As adults, one alpha male will have a harem of 30 or more females, and the younger, smaller males will be chased off, with fights becoming more frequent as they get larger and stronger. Still, many males will never get a chance to mate during their lifetime, being chased away from the females during the mating season year after year.
Men who are watching the seals often say something like “What a good life, one guy with all those females,” but they forget about all the other guys with none.
Work is progressing on the new trail and boardwalk at the north end of the parking lot and that area is closed.
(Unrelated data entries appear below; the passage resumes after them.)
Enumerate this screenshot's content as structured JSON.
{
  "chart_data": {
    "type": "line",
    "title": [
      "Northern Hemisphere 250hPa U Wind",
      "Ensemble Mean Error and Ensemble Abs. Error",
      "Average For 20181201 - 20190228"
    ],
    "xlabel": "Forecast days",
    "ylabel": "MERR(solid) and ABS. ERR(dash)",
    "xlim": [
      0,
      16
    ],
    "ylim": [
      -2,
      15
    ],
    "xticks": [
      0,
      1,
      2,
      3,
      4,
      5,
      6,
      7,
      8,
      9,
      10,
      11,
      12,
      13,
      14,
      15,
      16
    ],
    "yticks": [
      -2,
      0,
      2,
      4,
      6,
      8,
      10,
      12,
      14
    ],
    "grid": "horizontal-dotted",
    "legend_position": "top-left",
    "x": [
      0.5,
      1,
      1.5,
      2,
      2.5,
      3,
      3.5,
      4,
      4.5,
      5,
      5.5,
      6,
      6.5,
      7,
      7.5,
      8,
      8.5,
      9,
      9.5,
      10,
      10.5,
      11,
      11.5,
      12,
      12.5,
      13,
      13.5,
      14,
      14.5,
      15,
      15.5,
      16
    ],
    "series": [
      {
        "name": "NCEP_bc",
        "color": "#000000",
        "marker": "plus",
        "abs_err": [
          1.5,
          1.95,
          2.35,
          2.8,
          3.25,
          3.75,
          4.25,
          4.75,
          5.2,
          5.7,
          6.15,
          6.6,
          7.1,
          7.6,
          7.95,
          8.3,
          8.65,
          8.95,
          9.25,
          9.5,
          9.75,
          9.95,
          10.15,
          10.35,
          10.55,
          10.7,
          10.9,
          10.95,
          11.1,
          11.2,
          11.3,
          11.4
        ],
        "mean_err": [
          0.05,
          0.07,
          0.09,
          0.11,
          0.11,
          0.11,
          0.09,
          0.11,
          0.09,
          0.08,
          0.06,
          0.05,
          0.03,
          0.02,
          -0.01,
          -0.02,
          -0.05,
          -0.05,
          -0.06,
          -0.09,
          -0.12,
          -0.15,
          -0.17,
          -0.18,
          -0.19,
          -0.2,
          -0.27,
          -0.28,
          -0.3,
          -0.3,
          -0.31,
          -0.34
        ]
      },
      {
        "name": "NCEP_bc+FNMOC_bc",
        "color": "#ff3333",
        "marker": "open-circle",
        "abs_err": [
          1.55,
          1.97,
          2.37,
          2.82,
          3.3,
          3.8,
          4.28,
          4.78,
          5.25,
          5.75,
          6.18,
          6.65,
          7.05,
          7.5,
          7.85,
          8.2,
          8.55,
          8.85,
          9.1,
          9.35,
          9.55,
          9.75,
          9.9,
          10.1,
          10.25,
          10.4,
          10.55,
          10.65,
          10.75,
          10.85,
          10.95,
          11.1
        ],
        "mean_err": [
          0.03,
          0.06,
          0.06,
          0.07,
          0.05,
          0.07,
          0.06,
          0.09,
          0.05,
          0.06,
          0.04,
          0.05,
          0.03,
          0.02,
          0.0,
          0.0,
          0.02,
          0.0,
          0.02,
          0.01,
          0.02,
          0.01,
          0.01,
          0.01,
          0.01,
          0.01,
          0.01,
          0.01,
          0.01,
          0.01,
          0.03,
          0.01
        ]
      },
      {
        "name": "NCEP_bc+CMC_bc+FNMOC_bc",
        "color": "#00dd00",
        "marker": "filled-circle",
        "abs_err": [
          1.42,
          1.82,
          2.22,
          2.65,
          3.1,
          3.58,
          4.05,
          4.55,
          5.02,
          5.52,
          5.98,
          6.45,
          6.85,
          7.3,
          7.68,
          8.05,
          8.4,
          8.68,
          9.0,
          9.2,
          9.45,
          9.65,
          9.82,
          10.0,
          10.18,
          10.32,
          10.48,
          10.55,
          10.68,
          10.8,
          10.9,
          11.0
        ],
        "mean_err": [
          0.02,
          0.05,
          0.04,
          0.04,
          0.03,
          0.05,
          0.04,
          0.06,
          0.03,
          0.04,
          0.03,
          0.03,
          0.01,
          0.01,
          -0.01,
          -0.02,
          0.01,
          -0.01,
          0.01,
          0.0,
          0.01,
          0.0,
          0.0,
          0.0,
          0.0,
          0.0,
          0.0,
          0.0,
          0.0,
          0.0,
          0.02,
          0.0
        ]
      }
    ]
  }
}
So far, no heavy equipment has been brought in, and the California Conservation Corps workers are doing it all by hand, so the seals have not been disturbed.
There are many visitors this time of year from far and near, with school out and foreign visitors from around the world, so there are more docent guides at the viewing area near the boardwalk. Look for a bright blue jacket and you’ll find someone to answer your questions about the seals.
An evening of wine, appetizers and live music in the gardens from 5:30 to 7:30 p.m. Saturday, June 26, at the Cambria Nursery will benefit Friends of the Elephant Seal. Harmony Cellars winery and the nursery are hosting the event at the nursery at 2801 Eton Road at Burton Drive.
Toan Chu, acoustic guitarist, will play, and chair massages by Tamar will be available. Admission is $5, which includes a raffle ticket for items from the nursery, the winery and Friends of the Elephant Seal.